Pendant trois jours se sont donc succédées des projections de documentaires ou de fictions, sélectionnés par les organisateurices avec l’aide des celleux du festival de Douarnenez. Parfois en parallèle, des temps de discussions sur différents thèmes, en non-mixité femme ou non, ont permis aux participant·es d’échanger sur les luttes des personnes éxilées, sur les solidarités, avec des collectifs nantais et de la région parisienne, sur les femmes exilé·es en discussion non mixte femmes, et ce avec le constat qu’il n’existe, à Nantes, que peu de lieux où les femmes exilées peuvent se rencontrer etdiscuter sur leurs situations et s’organiser collectivement.

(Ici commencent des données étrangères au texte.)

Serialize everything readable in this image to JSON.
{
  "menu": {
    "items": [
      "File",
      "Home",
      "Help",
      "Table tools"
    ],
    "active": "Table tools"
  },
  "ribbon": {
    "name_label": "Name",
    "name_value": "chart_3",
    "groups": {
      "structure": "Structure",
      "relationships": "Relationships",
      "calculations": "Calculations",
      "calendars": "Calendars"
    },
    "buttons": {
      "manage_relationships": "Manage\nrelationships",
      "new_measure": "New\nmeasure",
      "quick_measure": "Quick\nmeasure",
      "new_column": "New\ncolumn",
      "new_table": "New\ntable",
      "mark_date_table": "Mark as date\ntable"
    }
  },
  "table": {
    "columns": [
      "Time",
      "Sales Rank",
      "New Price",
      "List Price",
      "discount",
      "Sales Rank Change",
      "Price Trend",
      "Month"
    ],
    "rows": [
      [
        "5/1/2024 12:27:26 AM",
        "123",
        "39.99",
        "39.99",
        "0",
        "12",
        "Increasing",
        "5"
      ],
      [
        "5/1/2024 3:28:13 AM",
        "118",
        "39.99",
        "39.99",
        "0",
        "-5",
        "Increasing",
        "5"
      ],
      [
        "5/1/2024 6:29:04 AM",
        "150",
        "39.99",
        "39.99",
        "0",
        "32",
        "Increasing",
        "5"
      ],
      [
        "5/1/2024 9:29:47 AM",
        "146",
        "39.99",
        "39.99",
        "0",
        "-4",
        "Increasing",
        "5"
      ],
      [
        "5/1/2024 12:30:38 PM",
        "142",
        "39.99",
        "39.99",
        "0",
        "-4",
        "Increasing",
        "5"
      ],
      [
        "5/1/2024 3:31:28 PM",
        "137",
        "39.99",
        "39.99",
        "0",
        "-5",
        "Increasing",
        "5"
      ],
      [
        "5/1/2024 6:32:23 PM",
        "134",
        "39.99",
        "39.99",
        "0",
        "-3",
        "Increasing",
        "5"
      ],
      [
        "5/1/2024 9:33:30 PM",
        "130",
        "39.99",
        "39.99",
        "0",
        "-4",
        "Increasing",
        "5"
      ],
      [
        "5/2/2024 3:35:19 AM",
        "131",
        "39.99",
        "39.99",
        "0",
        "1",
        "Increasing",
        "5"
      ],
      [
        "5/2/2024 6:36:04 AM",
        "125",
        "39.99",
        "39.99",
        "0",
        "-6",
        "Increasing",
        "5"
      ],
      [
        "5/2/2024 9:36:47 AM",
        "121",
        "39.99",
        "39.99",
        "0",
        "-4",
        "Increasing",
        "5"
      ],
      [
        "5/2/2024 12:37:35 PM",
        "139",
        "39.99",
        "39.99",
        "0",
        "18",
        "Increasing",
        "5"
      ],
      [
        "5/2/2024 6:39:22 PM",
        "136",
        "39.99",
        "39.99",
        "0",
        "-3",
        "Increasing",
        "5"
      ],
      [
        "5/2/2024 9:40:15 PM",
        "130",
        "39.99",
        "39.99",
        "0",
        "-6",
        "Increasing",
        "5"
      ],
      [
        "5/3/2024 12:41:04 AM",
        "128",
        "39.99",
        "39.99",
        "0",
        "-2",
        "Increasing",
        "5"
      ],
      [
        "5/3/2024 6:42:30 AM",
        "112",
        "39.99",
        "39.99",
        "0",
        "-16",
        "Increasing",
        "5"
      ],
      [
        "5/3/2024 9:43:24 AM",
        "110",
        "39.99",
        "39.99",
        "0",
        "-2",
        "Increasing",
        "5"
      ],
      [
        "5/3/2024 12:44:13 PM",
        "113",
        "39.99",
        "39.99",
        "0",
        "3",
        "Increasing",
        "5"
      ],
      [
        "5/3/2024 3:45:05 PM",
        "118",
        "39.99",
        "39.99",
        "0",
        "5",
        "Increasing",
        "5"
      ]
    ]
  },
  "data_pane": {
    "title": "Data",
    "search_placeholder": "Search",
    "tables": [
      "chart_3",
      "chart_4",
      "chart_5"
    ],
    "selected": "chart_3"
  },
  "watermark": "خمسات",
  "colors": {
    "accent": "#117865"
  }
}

Un atelier de sérigraphie était également disponible toute la journée. On pouvait envoyer des avions en papier vers des villes de fiction et des destinations imaginaires, Trifouilly les Oies, Ys, Brobdingnag (Voyages de Gulliver) et Utopia en passant par d’autres noms de cités, îles ou territoires imaginaires de la littérature. Le soir, des concerts et des scènes ouvertes ont permis des rencontres plus informelles sur la piste de danse dans une ambiance festive jusque tard dans la nuit. Jazz, reggae chanson… L’organisation d’un espace enfant a également permis à beaucoup de parents de pouvoir venir, y compris le dimanche où des contes et des films étaient spécialement sélectionnés pour ce public. Les cris et rires de nombreux enfants présents tout au long du week end ont participé à egayer l’ambiance, malgrè les films ou discussions exposant des situations parfois difficiles.

L’idée de ce festival nantais est donc née d’un autre, finistérien pour le situer, mais lui aussi sans frontières, le festival de cinéma de Douarnenez, http://www.festival-douarnenez.com/fr/edition/2017/ Ce festival qui allume ses écrans au « bout du monde » (Penn ar bed, en breton) se tient la troisième semaine d’août et s’intéresse aux « cultures d’ici et d’ailleurs », aux minorités, et donc aux migrations. Avec un mot créole en exergue, qui est comme une déclaration d’intention : « Lyannaj », relier, nouer, faire vivre ensemble… Fictions, documentaires s’y ponctuent de palabres et de rencontres, les littératures croisant les musiques de partout et transformant la ville sardinière en un vaste forum d’échanges. Cette 40e édition de ce festival avait convié une liste volontairement hétéroclite d’invité·es : « Aborigènes, Sourds, Papous, Kanaks, Rroms, voyageurs, Maoris, Catalans, Bretons, intersexes, Kurdes, Mapuches, etc. » à laquelle s’est ajoutée la dizaine de migrants et  militant·es du Gasprom de Nantes.

Au micro de Radio Cayenne, Latino, un de ces exilés temporaires (de Nantes à Douarnenez) explique : « Je suis jamais allé en vacances, j’ai toujours travaillé travaillé travaillé. Là-bas, j’ai vu seize films… Deux à quatre par jour. On est parti à 12 personnes du Gasprom. On ne se connaissait pas avant d’y aller même si on est dans la même association. On a trop apprécié l’ambiance, les débats, le cinéma, les discussions, et on s’est dit qu’on voulait emmener à Nantes les échos, l’ambiance. On a eu l’idée d’un petit festival, pas un gros comme Douarnenez, un petit. Et petit à petit, ça a pris forme. »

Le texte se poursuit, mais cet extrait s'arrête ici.